Al netto della guerra di propaganda fatta partire immediatamente da Tony Blair e dal ministro per l’Europa, Dennis Macshane, non si può che constatare come quel testo sia la naturale conclusione di un progetto decennale di indebolimento degli Stati nazionali dell’Europa a favore di un “saggio”, tecnocratico e volutamente non democratico governo centrale. Inoltre bisogna dire con chiarezza che l’eventuale ratifica della Costituzione non sancirà la fine del processo di integrazione europea: la vaghezza, l’oscurità e la complessità barocca del testo, infatti, saranno utilizzati dall’interventista e sinistrorsa Corte europea di Giustizia per fare in modo che passi un’ulteriormente statalista, sclerotica, ultra-regolata e protezionista idea dell’Unione Europea, sia a livello economico, che politico, che sociale. A mio avviso la Costituzione europea va letta sotto questa luce. Non è un documento che regola cosa possano e non possano fare i vari stati e le istituzioni centrali, è solo un documento teso a depotenziare le sovranità per imporre ulteriore integrazione.
A suo avviso quali sono le conseguenze cui andiamo incontro?

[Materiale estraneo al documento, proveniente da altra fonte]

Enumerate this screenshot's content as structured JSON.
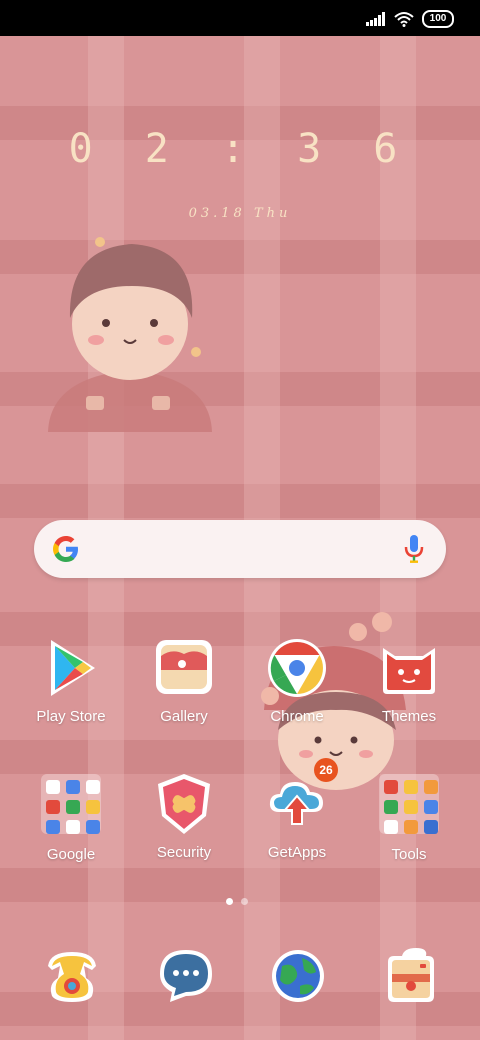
{
  "status_bar": {
    "battery": "100"
  },
  "clock": {
    "time": "0 2 : 3 6",
    "date": "03.18 Thu"
  },
  "search": {
    "placeholder": ""
  },
  "apps": {
    "row1": [
      {
        "label": "Play Store",
        "icon": "play-store-icon"
      },
      {
        "label": "Gallery",
        "icon": "gallery-icon"
      },
      {
        "label": "Chrome",
        "icon": "chrome-icon"
      },
      {
        "label": "Themes",
        "icon": "themes-icon"
      }
    ],
    "row2": [
      {
        "label": "Google",
        "icon": "google-folder-icon"
      },
      {
        "label": "Security",
        "icon": "security-icon"
      },
      {
        "label": "GetApps",
        "icon": "getapps-icon",
        "badge": "26"
      },
      {
        "label": "Tools",
        "icon": "tools-folder-icon"
      }
    ]
  },
  "dock": [
    "phone-icon",
    "messages-icon",
    "browser-icon",
    "camera-icon"
  ],
  "page_indicator": {
    "pages": 2,
    "active": 1
  },
  "colors": {
    "wallpaper": "#d99597",
    "clock_text": "#f8e2c4",
    "badge": "#e8531f"
  }
}
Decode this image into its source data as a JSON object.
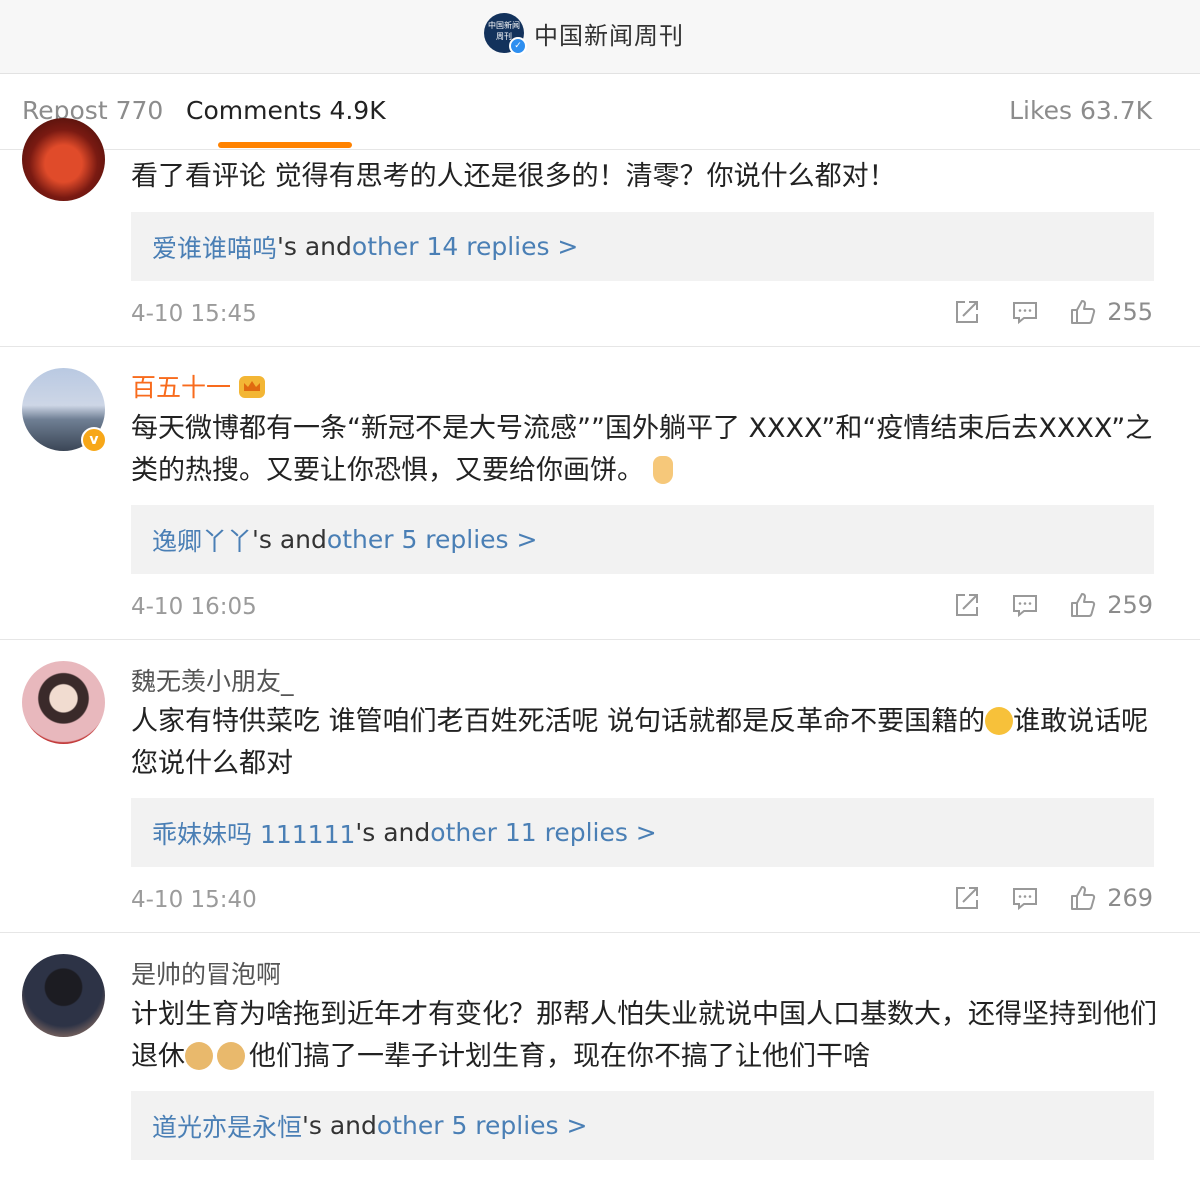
{
  "header": {
    "account_name": "中国新闻周刊",
    "logo_text": "中国新闻周刊"
  },
  "tabs": {
    "repost": "Repost 770",
    "comments": "Comments 4.9K",
    "likes": "Likes 63.7K"
  },
  "comments": [
    {
      "username": "",
      "text": "看了看评论 觉得有思考的人还是很多的！清零？你说什么都对！",
      "reply_user": "爱谁谁喵呜",
      "reply_mid": "'s and ",
      "reply_more": "other 14 replies >",
      "time": "4-10 15:45",
      "likes": "255"
    },
    {
      "username": "百五十一",
      "text_before": "每天微博都有一条“新冠不是大号流感””国外躺平了 XXXX”和“疫情结束后去XXXX”之类的热搜。又要让你恐惧，又要给你画饼。",
      "reply_user": "逸卿丫丫",
      "reply_mid": "'s and ",
      "reply_more": "other 5 replies >",
      "time": "4-10 16:05",
      "likes": "259"
    },
    {
      "username": "魏无羡小朋友_",
      "text_before": "人家有特供菜吃 谁管咱们老百姓死活呢 说句话就都是反革命不要国籍的",
      "text_after": "谁敢说话呢 您说什么都对",
      "reply_user": "乖妹妹吗 111111",
      "reply_mid": "'s and ",
      "reply_more": "other 11 replies >",
      "time": "4-10 15:40",
      "likes": "269"
    },
    {
      "username": "是帅的冒泡啊",
      "text_before": "计划生育为啥拖到近年才有变化？那帮人怕失业就说中国人口基数大，还得坚持到他们退休",
      "text_after": "他们搞了一辈子计划生育，现在你不搞了让他们干啥",
      "reply_user": "道光亦是永恒",
      "reply_mid": "'s and ",
      "reply_more": "other 5 replies >"
    }
  ],
  "colors": {
    "accent": "#ff8200",
    "link": "#4a7fb5",
    "vip_name": "#f86b1d"
  }
}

Se verrà ratificato questo documento non potrà che portarci lontano dalla democrazia e dal liberismo in campo economico. Le faccio un esempio semplice: mi sembra paradossale che nel fine settimana in cui il Labour festeggiava l’abbattimento del 30% del numero di disoccupati, dovuti per la maggior parte alle leggi sulle relazioni industriali volute dalla baronessa Thatcher, il suo leader accetti di firmare una Costituzione che – se ratificata – porterà a un rafforzamento delle politiche del lavoro fallimentari che hanno fatto crescere a dismisura il numero di disoccupati in Germania, Francia e Spagna. Il primo ministro, per soddisfare il suo desiderio di porre la Gran Bretagna nel cuore d’Europa, ha svenduto la tradizione democratica nostra e degli altri stati del continente: non solo qui, ma anche in molte altre nazioni, sono in molti a non voler sottostare ai diktat di un governo centralizzato europeo. Se poi Tony Blair deciderà di postporre davvero la data del referendum popolare a dopo le elezioni generali della prossima primavera sarà chiaro a tutti che questa decisione sarà frutto unicamente di paura: ovvero il timore di trasformare il voto politico interno in un referendum su Bruxelles che il Labour perderebbe di sicuro.